Docker
The repository ships three compose files:
docker-compose.yml production-shaped, the default
docker-compose.dev.yml overrides for local development
docker-compose.e2e.yml overrides for the end-to-end test suite
docker-compose.wikibase.yml local Wikibase instance
Profiles
docker compose up # default profile (CPU model service)

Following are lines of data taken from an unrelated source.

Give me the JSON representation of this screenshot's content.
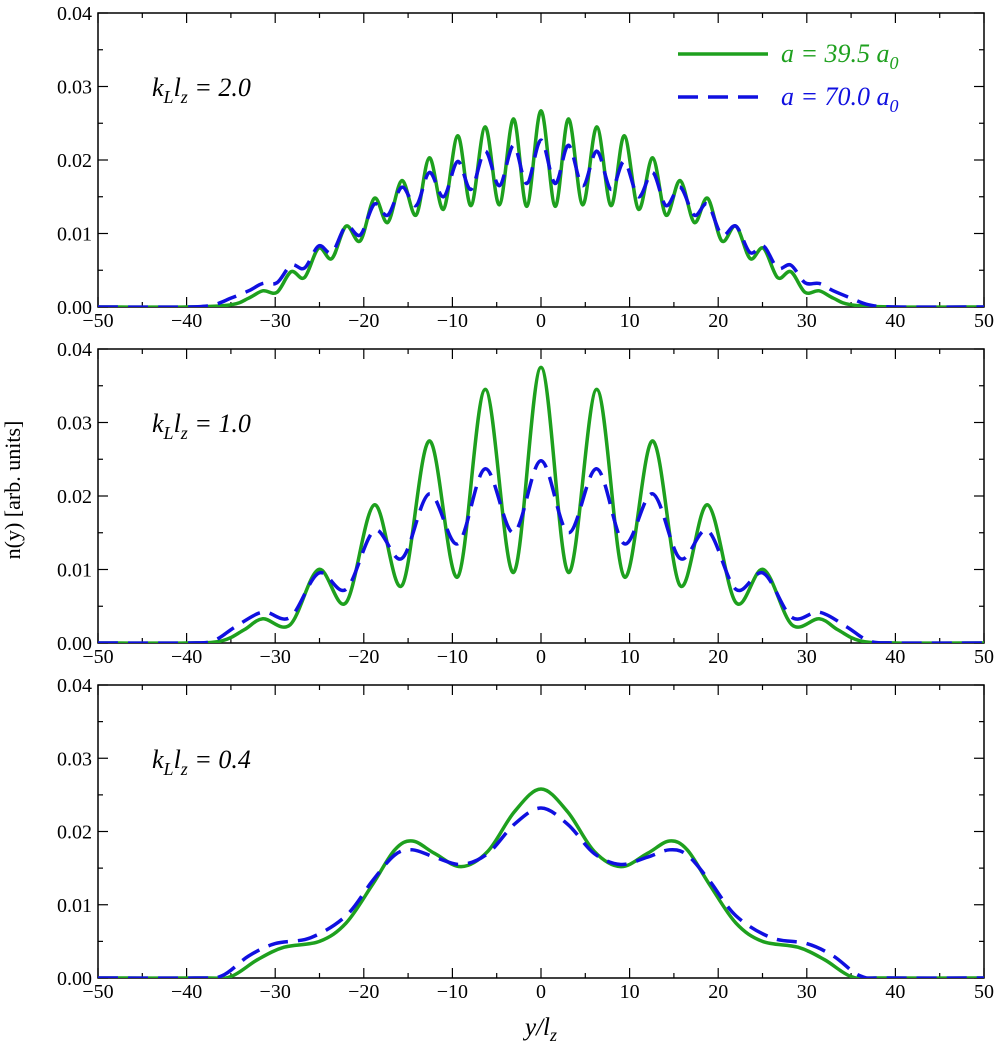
{
  "chart_data": {
    "type": "line",
    "ylabel": "n(y) [arb. units]",
    "xlabel": {
      "main": "y/l",
      "sub": "z"
    },
    "xlim": [
      -50,
      50
    ],
    "ylim": [
      0.0,
      0.04
    ],
    "xticks": [
      -50,
      -40,
      -30,
      -20,
      -10,
      0,
      10,
      20,
      30,
      40,
      50
    ],
    "xtick_labels": [
      "−50",
      "−40",
      "−30",
      "−20",
      "−10",
      "0",
      "10",
      "20",
      "30",
      "40",
      "50"
    ],
    "yticks": [
      0.0,
      0.01,
      0.02,
      0.03,
      0.04
    ],
    "ytick_labels": [
      "0.00",
      "0.01",
      "0.02",
      "0.03",
      "0.04"
    ],
    "legend": {
      "location": "top-right",
      "entries": [
        {
          "name": "a = 39.5 a",
          "sub": "0",
          "color": "#1ea01e",
          "style": "solid"
        },
        {
          "name": "a = 70.0 a",
          "sub": "0",
          "color": "#1010e0",
          "style": "dashed"
        }
      ]
    },
    "panels": [
      {
        "label": {
          "k": "k",
          "ksub": "L",
          "l": "l",
          "lsub": "z",
          "value": " = 2.0"
        },
        "series": [
          {
            "name": "a = 39.5 a0",
            "color": "#1ea01e",
            "style": "solid",
            "x": [
              -50,
              -40,
              -35,
              -33.0,
              -31.4,
              -29.8,
              -28.2,
              -26.7,
              -25.1,
              -23.6,
              -22.0,
              -20.4,
              -18.8,
              -17.3,
              -15.7,
              -14.1,
              -12.6,
              -11.0,
              -9.4,
              -7.9,
              -6.3,
              -4.7,
              -3.1,
              -1.6,
              0,
              1.6,
              3.1,
              4.7,
              6.3,
              7.9,
              9.4,
              11.0,
              12.6,
              14.1,
              15.7,
              17.3,
              18.8,
              20.4,
              22.0,
              23.6,
              25.1,
              26.7,
              28.2,
              29.8,
              31.4,
              33.0,
              35,
              40,
              50
            ],
            "y": [
              0,
              0,
              0.0003,
              0.0012,
              0.0022,
              0.002,
              0.0048,
              0.004,
              0.008,
              0.0066,
              0.011,
              0.009,
              0.0148,
              0.0115,
              0.0172,
              0.0125,
              0.0203,
              0.0133,
              0.0233,
              0.0138,
              0.0245,
              0.0139,
              0.0256,
              0.0137,
              0.0267,
              0.0137,
              0.0256,
              0.0139,
              0.0245,
              0.0138,
              0.0233,
              0.0133,
              0.0203,
              0.0125,
              0.0172,
              0.0115,
              0.0148,
              0.009,
              0.011,
              0.0066,
              0.008,
              0.004,
              0.0048,
              0.002,
              0.0022,
              0.0012,
              0.0003,
              0,
              0
            ]
          },
          {
            "name": "a = 70.0 a0",
            "color": "#1010e0",
            "style": "dashed",
            "x": [
              -50,
              -40,
              -37,
              -35,
              -33.0,
              -31.4,
              -29.8,
              -28.2,
              -26.7,
              -25.1,
              -23.6,
              -22.0,
              -20.4,
              -18.8,
              -17.3,
              -15.7,
              -14.1,
              -12.6,
              -11.0,
              -9.4,
              -7.9,
              -6.3,
              -4.7,
              -3.1,
              -1.6,
              0,
              1.6,
              3.1,
              4.7,
              6.3,
              7.9,
              9.4,
              11.0,
              12.6,
              14.1,
              15.7,
              17.3,
              18.8,
              20.4,
              22.0,
              23.6,
              25.1,
              26.7,
              28.2,
              29.8,
              31.4,
              33.0,
              35,
              37,
              40,
              50
            ],
            "y": [
              0,
              0,
              0.0003,
              0.0012,
              0.0022,
              0.0032,
              0.0033,
              0.0057,
              0.0053,
              0.0083,
              0.0074,
              0.011,
              0.0098,
              0.014,
              0.0125,
              0.0163,
              0.0138,
              0.0183,
              0.015,
              0.0198,
              0.016,
              0.0212,
              0.0165,
              0.022,
              0.0168,
              0.0227,
              0.0168,
              0.022,
              0.0165,
              0.0212,
              0.016,
              0.0198,
              0.015,
              0.0183,
              0.0138,
              0.0163,
              0.0125,
              0.014,
              0.0098,
              0.011,
              0.0074,
              0.0083,
              0.0053,
              0.0057,
              0.0033,
              0.0032,
              0.0022,
              0.0012,
              0.0003,
              0,
              0
            ]
          }
        ]
      },
      {
        "label": {
          "k": "k",
          "ksub": "L",
          "l": "l",
          "lsub": "z",
          "value": " = 1.0"
        },
        "series": [
          {
            "name": "a = 39.5 a0",
            "color": "#1ea01e",
            "style": "solid",
            "x": [
              -50,
              -40,
              -36,
              -33.5,
              -31.4,
              -28.3,
              -25.1,
              -22.0,
              -18.8,
              -15.7,
              -12.6,
              -9.4,
              -6.3,
              -3.1,
              0,
              3.1,
              6.3,
              9.4,
              12.6,
              15.7,
              18.8,
              22.0,
              25.1,
              28.3,
              31.4,
              33.5,
              36,
              40,
              50
            ],
            "y": [
              0,
              0,
              0.0003,
              0.0018,
              0.0033,
              0.0025,
              0.01,
              0.0055,
              0.0188,
              0.0078,
              0.0275,
              0.009,
              0.0345,
              0.0096,
              0.0375,
              0.0096,
              0.0345,
              0.009,
              0.0275,
              0.0078,
              0.0188,
              0.0055,
              0.01,
              0.0025,
              0.0033,
              0.0018,
              0.0003,
              0,
              0
            ]
          },
          {
            "name": "a = 70.0 a0",
            "color": "#1010e0",
            "style": "dashed",
            "x": [
              -50,
              -40,
              -37,
              -34.5,
              -31.4,
              -28.3,
              -25.1,
              -22.0,
              -18.8,
              -15.7,
              -12.6,
              -9.4,
              -6.3,
              -3.1,
              0,
              3.1,
              6.3,
              9.4,
              12.6,
              15.7,
              18.8,
              22.0,
              25.1,
              28.3,
              31.4,
              34.5,
              37,
              40,
              50
            ],
            "y": [
              0,
              0,
              0.0003,
              0.0022,
              0.0042,
              0.0035,
              0.0095,
              0.0073,
              0.0153,
              0.0115,
              0.0203,
              0.0135,
              0.0237,
              0.015,
              0.0248,
              0.015,
              0.0237,
              0.0135,
              0.0203,
              0.0115,
              0.0153,
              0.0073,
              0.0095,
              0.0035,
              0.0042,
              0.0022,
              0.0003,
              0,
              0
            ]
          }
        ]
      },
      {
        "label": {
          "k": "k",
          "ksub": "L",
          "l": "l",
          "lsub": "z",
          "value": " = 0.4"
        },
        "series": [
          {
            "name": "a = 39.5 a0",
            "color": "#1ea01e",
            "style": "solid",
            "x": [
              -50,
              -38,
              -35,
              -32,
              -29,
              -25,
              -22,
              -19,
              -16.5,
              -14.5,
              -12,
              -9,
              -6,
              -3,
              0,
              3,
              6,
              9,
              12,
              14.5,
              16.5,
              19,
              22,
              25,
              29,
              32,
              35,
              38,
              50
            ],
            "y": [
              0,
              0,
              0.0002,
              0.0025,
              0.0042,
              0.005,
              0.0075,
              0.0128,
              0.0175,
              0.0187,
              0.017,
              0.0152,
              0.0173,
              0.0227,
              0.0258,
              0.0227,
              0.0173,
              0.0152,
              0.017,
              0.0187,
              0.0175,
              0.0128,
              0.0075,
              0.005,
              0.0042,
              0.0025,
              0.0002,
              0,
              0
            ]
          },
          {
            "name": "a = 70.0 a0",
            "color": "#1010e0",
            "style": "dashed",
            "x": [
              -50,
              -39,
              -36,
              -33,
              -30,
              -26,
              -22,
              -19,
              -16.5,
              -14.5,
              -12,
              -9,
              -6,
              -3,
              0,
              3,
              6,
              9,
              12,
              14.5,
              16.5,
              19,
              22,
              26,
              30,
              33,
              36,
              39,
              50
            ],
            "y": [
              0,
              0,
              0.0003,
              0.003,
              0.0047,
              0.0055,
              0.0085,
              0.0133,
              0.0168,
              0.0175,
              0.0165,
              0.0155,
              0.017,
              0.021,
              0.0232,
              0.021,
              0.017,
              0.0155,
              0.0165,
              0.0175,
              0.0168,
              0.0133,
              0.0085,
              0.0055,
              0.0047,
              0.003,
              0.0003,
              0,
              0
            ]
          }
        ]
      }
    ]
  }
}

docker compose --profile cpu up # explicit CPU
docker compose --profile gpu up # NVIDIA GPU model service
The default profile starts the CPU model-service variant via the
empty profile (profiles: ["cpu", ""] on the
model-service service). The GPU variant
(model-service-gpu) takes its place when
--profile gpu is passed and uses the
nvidia driver via deploy.resources.reservations.devices.
Build args
The model-service Dockerfile takes two args:
BUILD_MODE minimal | full
DEVICE cpu | gpu
The compose file wires these via MODEL_BUILD_MODE and the
profile:
profile DEVICE default BUILD_MODE
----------- ------- ------------------
cpu / "" cpu minimal
gpu gpu full
minimal builds an image that only ships ungated open-weights
models; full builds the complete set including the 70B+ models.
Service set
frontend 3000 React app served by nginx
backend 3001 Fastify
model-service 8000 FastAPI
postgres 5432 pgvector/pgvector:pg16
redis 6379 redis:7-alpine
otel-collector 4317 OTLP gRPC
4318 OTLP HTTP
8889 collector self-metrics
prometheus 9090 metrics
grafana 3010 dashboards
Volumes
postgres-data /var/lib/postgresql/data
redis-data /data
model-cache /models (HF cache)
./videos /videos (video storage)
./model-service/config /config (models.yaml)
./wikibase/output /wikibase (offline mode mapping)
Health checks
Each service ships a healthcheck. The frontend and the model
service depend on the backend's /api/health endpoint reporting
healthy before they consider the stack ready. The backend depends
on Postgres and Redis healthchecks before starting.
Restart policy
Every service uses restart: unless-stopped. A crashed service
restarts automatically; a stopped service stays stopped.